Bundesamt für Risikobewertung: „Coronaviren wahrscheinlich durch fettlösende Substanzen zerstört“
Bei dem Coronavirus handelt es sich um ein sogenanntes behülltes Virus, das empfindlich auf Fettlöser reagiert. Das Bundesamt für Risikobewertung hält es für wahrscheinlich, dass „fettlösende Substanzen wie Tenside und Alkohole, die als Fettlöser in Seifen und Geschirrspülmitteln enthalten sind“ die Virusoberfläche beschädigen und das Virus so inaktiv wird.
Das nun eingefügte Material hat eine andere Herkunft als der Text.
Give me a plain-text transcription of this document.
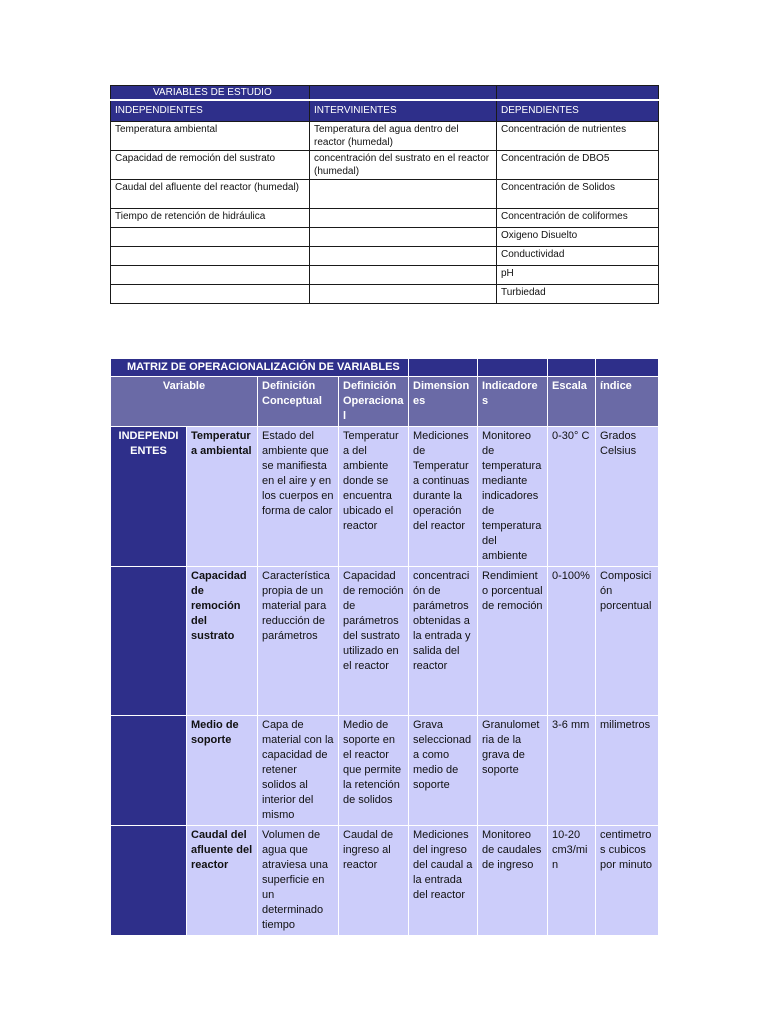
VARIABLES DE ESTUDIO		
INDEPENDIENTES	INTERVINIENTES	DEPENDIENTES
Temperatura ambiental	Temperatura del agua dentro del reactor (humedal)	Concentración de nutrientes
Capacidad de remoción del sustrato	concentración del sustrato en el reactor (humedal)	Concentración de DBO5
Caudal del afluente del reactor (humedal)		Concentración de Solidos
Tiempo de retención de hidráulica		Concentración de coliformes
		Oxigeno Disuelto
		Conductividad
		pH
		Turbiedad
MATRIZ DE OPERACIONALIZACIÓN DE VARIABLES							
Variable		Definición Conceptual	Definición Operacional	Dimensiones	Indicadores	Escala	índice
INDEPENDIENTES	Temperatura ambiental	Estado del ambiente que se manifiesta en el aire y en los cuerpos en forma de calor	Temperatura del ambiente donde se encuentra ubicado el reactor	Mediciones de Temperatura continuas durante la operación del reactor	Monitoreo de temperatura mediante indicadores de temperatura del ambiente	0-30° C	Grados Celsius
	Capacidad de remoción del sustrato	Característica propia de un material para reducción de parámetros	Capacidad de remoción de parámetros del sustrato utilizado en el reactor	concentración de parámetros obtenidas a la entrada y salida del reactor	Rendimiento porcentual de remoción	0-100%	Composición porcentual
	Medio de soporte	Capa de material con la capacidad de retener solidos al interior del mismo	Medio de soporte en el reactor que permite la retención de solidos	Grava seleccionada como medio de soporte	Granulometria de la grava de soporte	3-6 mm	milimetros
	Caudal del afluente del reactor	Volumen de agua que atraviesa una superficie en un determinado tiempo	Caudal de ingreso al reactor	Mediciones del ingreso del caudal a la entrada del reactor	Monitoreo de caudales de ingreso	10-20 cm3/min	centimetros cubicos por minuto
Demnach würden die meisten handelsüblichen Spülmittel die Coronaviren in Spülwasser mit einer Temperatur von 23 Grad Celsius innerhalb von 15 Sekunden ausreichend inaktivieren. Lediglich bei einem Spülmittel mit einem geringeren Gesamtgehalt an Tensiden sei den Daten einer Studie zufolge eine höhere Temperatur von 43 Grad Celsius und eine längere Einwirkzeit von 60 Sekunden nötig gewesen, so die Experten des Bundesamtes. Laut Welt-Angaben hat das Trinkwasser der Kaltspülanlagen auf dem Oktoberfest in der Regel nur etwa 15 Grad.
Schon im Jahr 2008 führten die BfR-Experten eine Studie durch, in der es um die „hygienische Wirksamkeit von Spülgeräten zum Reinigen von Trinkgläsern in der Gastronomie“ ging. „Über ungenügend gereinigte Gläser können gesundheitsgefährdende Viren wie Noroviren und Bakterien wie Salmonellen, Coli-Keime oder Streptokokken übertragen werden“, schrieben die BfR-Experten und empfahlen sogar, Gläser und Geschirr im Gastronomiebereich nicht nur zu reinigen, sondern auch zu desinfizieren. Die Stadt München verteidigt sich gegenüber Welt jedoch: Einen Zusammenhang zwischen Krughygiene und „Wiesn-Grippe“ „gibt es nicht“. Klar ist jedoch, dass die Zahlen steigen. Die meisten Kliniken in München melden sich bereits von der Notfallversorgung ab.